DVD ソニー・ピクチャーズエンタテインメント 2004/11/26 ¥2,625
1973年、弱冠15歳にして「ローリング・ストーン」誌の記者に抜擢され、あるロックバンドのツアーの同行記事を書くことになった少年ウィリアム。旅の中で知るミュージシャンたちとの友情、ジャーナリストとしての葛藤、そしてせつない初恋が当時のロックとともにつづられる佳作映画である。

監督・脚本は、トム・クルーズ主演『ザ・エージェント』のヒットで一躍表舞台に踊り出たキャメロン・クロウ。「波乱万丈な人生への穏やかなる賛歌」といった趣の作風は前作から継承しつつ、脚本家時代(ティーン・ムービーの先駆けである『初体験 リッジモンド・ハイ』などを手がけている)で得意とした青春もののみずみずしさも感じさせる、これまでの集大成といえる力の入った作品に仕上がった。それもそのはず、これは映画人であると同時にジャーナリストとしての顔ももつ彼の自伝的な作品なのだ。

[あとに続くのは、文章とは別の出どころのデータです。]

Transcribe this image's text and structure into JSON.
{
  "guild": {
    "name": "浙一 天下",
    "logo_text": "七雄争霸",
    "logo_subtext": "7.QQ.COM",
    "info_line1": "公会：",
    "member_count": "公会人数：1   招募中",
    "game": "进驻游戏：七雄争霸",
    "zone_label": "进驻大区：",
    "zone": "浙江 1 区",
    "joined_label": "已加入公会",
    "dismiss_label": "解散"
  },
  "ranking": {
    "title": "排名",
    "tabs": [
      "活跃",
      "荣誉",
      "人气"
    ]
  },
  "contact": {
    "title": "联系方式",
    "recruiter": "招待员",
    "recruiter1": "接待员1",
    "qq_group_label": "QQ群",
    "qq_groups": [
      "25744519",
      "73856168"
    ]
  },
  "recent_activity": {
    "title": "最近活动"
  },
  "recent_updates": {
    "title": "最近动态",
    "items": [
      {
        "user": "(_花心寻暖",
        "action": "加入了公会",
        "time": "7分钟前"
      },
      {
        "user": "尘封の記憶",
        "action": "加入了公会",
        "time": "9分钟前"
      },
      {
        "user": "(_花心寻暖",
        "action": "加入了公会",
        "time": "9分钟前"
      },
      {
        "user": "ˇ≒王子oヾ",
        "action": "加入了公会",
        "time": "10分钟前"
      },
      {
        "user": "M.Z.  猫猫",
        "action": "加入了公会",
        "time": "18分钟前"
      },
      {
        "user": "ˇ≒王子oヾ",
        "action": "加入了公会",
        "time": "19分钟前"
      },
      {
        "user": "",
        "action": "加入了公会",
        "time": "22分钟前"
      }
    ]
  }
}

基本設定はもちろん、ペニー・レインという少女の存在や、母親が彼の年齢を彼自身に偽っていたなどの細部に至るまで、ほとんどが事実に基づくものだという。それ故だろうか、主役から脇役に至るまで登場人物ひとりひとりが人間臭く、そして誰にも必ずひとつは見せ場があるのがなんとも心憎い。
少女にはロックという世界がすべての現実であり、ペニーレインという名前がそのロックの世界で彼女の本名だった。ロックは彼女の現実の生の隙間を埋める仮初の現実だった。
少年はロックを愛していたが、その世界を傍観する立場にいた。傍観できるものは批評できる。そこで少年はロックの世界にうもれている彼女をも傍観し、いつしか、彼女の心を理解する。その孤独を埋める場所を彼女はロックにあると信じるが、少年は、ロックの現実を知るうちに、ロックの理想との乖離も実感し、少女にロックの虚妄性ををわからせ、どうにか現実へと回帰させようとする。それは、少年が少女に抱く愛であると共に、ロックに対しての愛ゆえの批評でもあった。
少年は、ロックへの愛ゆえの歯がゆさをロックのメンバーぶつけ、ロックの意味を問う。
少女と、少年、表現は違えど、共に心からロックを愛していた。
少女の愛は盲目の愛であり、少年の愛は誠実の愛である。
ロック批評家になるなら、正直になれ。それはつまり、ロックを愛するなら、ロックの発展を願い、あえて鬼になる部分も持ち合わせろということなのだろう。